Esmeraldas, Équateur—L'odeur du pétrole brut pèse lourdement sur les rives cet après-midi. Les résidents signalent des éruptions cutanées, des maux de tête sévères et des vomissements persistants après avoir utilisé l'eau. Le déversement a effectivement coupé la communauté de sa principale source de vie. Les dirigeants locaux affirment qu'ils avaient été avertis de l'instabilité du pipeline des mois auparavant. Leurs avertissements ont été accueillis par le silence des opérateurs d'État.
De fortes pluies ont transporté la nappe de pétrole plus en aval dans des territoires autochtones protégés. La faune meurt le long de la côte en nombre visible. Les pêcheurs remontent des filets vides de l'eau, leurs moyens de subsistance étant effectivement effacés en une seule journée. Les dommages environnementaux devraient durer des années. Les efforts de remédiation peinent à suivre la contamination croissante.

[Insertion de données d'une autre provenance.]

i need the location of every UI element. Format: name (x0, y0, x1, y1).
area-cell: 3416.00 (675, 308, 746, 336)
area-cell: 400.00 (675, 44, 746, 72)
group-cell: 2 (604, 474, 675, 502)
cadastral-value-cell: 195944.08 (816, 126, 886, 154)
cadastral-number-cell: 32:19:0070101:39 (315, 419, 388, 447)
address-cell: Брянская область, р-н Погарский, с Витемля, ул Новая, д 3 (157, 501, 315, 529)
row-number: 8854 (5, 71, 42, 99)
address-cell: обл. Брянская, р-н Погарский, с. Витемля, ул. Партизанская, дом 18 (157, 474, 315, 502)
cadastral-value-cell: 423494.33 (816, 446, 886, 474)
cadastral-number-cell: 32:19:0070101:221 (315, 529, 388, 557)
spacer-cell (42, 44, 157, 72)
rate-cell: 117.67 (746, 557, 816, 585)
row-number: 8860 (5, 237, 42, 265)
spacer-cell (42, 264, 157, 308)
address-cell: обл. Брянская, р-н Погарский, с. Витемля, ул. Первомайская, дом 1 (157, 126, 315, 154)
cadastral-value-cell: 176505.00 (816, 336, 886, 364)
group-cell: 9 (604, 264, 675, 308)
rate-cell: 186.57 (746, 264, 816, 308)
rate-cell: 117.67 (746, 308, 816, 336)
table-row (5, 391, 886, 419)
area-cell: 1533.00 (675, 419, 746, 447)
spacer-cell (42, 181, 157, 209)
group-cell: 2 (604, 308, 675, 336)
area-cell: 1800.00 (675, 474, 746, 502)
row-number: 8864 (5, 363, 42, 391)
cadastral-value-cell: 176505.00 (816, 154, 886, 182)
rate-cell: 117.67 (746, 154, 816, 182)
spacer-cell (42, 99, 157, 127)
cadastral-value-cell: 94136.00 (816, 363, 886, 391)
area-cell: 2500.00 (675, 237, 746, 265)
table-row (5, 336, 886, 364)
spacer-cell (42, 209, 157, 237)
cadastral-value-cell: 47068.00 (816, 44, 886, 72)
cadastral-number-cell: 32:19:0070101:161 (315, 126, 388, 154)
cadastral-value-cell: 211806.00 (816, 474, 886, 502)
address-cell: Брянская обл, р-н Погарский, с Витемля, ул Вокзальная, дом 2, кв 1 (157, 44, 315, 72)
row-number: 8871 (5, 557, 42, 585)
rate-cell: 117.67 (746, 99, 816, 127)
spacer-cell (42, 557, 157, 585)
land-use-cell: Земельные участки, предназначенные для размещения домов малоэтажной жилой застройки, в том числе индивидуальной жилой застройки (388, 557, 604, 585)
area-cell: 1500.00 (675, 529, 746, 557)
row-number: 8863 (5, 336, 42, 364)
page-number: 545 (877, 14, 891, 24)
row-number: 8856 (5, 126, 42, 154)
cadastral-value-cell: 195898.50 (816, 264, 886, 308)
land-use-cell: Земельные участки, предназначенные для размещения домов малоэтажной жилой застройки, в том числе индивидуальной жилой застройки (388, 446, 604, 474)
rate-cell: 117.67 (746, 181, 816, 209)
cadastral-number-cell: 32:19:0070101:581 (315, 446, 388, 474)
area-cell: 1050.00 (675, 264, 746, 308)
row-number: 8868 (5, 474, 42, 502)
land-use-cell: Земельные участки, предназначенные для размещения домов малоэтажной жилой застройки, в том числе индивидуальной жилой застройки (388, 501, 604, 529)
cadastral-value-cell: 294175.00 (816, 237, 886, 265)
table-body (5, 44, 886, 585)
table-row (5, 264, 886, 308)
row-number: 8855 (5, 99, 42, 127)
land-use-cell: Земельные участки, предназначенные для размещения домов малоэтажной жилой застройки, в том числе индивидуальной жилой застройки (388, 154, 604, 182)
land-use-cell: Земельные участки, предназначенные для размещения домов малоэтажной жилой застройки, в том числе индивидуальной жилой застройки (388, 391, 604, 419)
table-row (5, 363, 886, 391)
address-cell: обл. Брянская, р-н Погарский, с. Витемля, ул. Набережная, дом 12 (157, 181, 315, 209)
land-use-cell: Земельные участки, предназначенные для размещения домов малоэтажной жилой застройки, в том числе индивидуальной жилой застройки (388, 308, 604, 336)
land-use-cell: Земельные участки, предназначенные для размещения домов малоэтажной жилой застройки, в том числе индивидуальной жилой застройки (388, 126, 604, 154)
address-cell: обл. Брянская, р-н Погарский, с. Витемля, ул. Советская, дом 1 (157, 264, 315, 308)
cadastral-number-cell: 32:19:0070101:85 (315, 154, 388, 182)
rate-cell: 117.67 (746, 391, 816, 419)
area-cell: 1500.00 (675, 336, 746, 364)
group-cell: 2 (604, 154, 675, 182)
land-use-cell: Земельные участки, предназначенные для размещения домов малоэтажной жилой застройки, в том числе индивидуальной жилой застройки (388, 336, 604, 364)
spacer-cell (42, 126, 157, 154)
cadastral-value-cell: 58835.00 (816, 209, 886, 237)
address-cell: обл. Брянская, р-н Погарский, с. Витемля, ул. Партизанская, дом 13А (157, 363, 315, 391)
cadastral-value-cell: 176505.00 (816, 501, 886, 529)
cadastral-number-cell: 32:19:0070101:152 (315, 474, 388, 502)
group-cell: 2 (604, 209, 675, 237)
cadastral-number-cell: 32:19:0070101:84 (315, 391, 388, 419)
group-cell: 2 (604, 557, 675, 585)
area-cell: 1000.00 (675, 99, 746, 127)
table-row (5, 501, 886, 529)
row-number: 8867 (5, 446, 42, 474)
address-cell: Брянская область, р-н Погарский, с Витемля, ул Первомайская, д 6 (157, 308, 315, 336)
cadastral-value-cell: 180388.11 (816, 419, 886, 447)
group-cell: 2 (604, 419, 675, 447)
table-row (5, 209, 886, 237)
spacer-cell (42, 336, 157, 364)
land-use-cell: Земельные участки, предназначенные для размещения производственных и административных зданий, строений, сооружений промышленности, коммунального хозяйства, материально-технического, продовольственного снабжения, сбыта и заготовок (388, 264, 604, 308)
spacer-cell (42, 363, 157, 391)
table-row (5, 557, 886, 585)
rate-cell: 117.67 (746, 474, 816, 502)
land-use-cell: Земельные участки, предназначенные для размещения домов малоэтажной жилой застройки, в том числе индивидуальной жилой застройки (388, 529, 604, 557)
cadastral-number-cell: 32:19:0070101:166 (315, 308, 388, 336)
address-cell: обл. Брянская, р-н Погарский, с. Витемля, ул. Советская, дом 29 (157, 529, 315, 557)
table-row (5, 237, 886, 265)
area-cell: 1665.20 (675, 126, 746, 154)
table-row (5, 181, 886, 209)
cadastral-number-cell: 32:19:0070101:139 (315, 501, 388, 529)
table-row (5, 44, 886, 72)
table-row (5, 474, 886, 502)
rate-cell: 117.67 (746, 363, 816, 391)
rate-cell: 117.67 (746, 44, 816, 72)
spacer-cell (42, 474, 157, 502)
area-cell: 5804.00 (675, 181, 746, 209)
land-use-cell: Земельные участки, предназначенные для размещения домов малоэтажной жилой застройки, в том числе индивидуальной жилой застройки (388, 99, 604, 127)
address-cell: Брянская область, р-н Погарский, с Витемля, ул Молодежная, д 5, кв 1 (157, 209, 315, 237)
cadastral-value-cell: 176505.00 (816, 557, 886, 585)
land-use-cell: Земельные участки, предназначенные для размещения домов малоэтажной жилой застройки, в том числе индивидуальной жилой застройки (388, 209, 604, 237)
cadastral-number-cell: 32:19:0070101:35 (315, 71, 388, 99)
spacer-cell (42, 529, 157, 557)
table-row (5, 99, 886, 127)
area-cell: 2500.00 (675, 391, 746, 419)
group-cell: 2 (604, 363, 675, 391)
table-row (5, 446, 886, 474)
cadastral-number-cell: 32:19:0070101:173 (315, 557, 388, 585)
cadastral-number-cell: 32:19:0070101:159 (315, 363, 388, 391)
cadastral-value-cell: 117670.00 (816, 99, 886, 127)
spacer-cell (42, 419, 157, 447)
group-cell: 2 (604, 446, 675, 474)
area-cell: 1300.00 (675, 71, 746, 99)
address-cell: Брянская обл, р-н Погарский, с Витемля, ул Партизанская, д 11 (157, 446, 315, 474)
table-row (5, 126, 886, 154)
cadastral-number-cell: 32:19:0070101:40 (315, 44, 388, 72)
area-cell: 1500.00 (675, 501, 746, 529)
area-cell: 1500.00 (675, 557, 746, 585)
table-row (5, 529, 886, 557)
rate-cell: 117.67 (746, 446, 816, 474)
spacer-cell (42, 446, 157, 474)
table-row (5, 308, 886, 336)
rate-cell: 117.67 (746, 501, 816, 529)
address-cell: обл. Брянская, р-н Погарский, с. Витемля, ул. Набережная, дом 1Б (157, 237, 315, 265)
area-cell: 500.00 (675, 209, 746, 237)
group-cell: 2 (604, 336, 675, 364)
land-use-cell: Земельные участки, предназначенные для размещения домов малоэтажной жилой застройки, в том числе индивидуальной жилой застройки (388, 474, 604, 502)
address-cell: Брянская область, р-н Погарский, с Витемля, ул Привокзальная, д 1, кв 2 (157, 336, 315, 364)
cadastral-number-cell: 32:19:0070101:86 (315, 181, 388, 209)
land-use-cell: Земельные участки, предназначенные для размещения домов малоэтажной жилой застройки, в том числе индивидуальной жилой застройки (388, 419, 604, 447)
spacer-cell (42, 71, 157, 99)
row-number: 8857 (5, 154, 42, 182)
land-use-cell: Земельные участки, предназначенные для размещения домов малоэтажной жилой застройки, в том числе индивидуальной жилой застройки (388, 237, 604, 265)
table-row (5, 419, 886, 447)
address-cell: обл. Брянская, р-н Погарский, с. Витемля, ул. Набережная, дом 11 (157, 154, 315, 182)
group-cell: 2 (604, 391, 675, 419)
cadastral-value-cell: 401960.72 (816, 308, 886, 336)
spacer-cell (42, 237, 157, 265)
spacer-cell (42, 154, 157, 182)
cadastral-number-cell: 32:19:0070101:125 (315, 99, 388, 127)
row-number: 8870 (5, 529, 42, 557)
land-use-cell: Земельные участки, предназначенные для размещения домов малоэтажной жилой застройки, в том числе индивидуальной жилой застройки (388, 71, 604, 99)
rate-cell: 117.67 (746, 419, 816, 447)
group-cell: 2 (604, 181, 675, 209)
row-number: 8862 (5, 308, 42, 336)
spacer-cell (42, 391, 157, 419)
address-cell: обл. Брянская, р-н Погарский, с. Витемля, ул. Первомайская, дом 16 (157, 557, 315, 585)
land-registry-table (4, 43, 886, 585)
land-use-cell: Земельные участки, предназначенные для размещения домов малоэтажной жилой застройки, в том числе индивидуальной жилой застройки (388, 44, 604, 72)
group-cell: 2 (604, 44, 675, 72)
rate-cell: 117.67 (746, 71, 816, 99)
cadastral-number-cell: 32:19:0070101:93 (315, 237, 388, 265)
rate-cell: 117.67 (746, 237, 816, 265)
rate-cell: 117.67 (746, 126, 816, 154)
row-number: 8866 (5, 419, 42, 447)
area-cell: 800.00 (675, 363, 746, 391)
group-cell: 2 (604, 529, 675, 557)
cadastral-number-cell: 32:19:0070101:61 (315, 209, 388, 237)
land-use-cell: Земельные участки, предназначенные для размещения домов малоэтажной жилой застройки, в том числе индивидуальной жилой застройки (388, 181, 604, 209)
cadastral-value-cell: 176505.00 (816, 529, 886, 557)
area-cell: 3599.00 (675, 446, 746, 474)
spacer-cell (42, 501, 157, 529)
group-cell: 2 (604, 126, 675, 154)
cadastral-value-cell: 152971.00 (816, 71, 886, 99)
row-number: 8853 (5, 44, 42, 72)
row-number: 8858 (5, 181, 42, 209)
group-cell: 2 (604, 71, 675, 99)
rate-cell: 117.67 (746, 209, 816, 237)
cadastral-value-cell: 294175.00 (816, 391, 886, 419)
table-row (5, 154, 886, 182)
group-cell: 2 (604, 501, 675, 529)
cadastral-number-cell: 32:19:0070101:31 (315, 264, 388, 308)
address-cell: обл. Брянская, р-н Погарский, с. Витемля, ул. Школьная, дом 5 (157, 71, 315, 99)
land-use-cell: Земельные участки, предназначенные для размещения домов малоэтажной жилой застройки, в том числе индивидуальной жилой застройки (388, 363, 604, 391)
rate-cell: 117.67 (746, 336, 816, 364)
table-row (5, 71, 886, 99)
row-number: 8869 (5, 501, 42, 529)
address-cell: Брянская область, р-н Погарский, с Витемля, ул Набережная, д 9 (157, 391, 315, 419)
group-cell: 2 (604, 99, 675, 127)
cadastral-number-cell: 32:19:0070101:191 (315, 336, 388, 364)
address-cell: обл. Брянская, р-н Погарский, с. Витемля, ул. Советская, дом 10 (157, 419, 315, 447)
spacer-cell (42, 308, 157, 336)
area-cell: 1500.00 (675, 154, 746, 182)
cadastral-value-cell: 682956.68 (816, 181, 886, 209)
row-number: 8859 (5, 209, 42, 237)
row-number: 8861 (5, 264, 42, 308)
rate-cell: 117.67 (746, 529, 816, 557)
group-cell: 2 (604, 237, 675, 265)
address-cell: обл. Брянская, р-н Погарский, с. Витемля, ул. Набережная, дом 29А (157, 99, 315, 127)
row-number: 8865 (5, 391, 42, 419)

Des brigades médicales opèrent maintenant dans les cantons les plus touchés pour traiter les malades. Elles signalent une pénurie d'eau potable et de médicaments digestifs de base. Le gouvernement a enfin envoyé des camions-citernes, mais l'approvisionnement est insuffisant pour la population. Les familles sont forcées de choisir entre boire de l'eau toxique ou ne rien boire du tout.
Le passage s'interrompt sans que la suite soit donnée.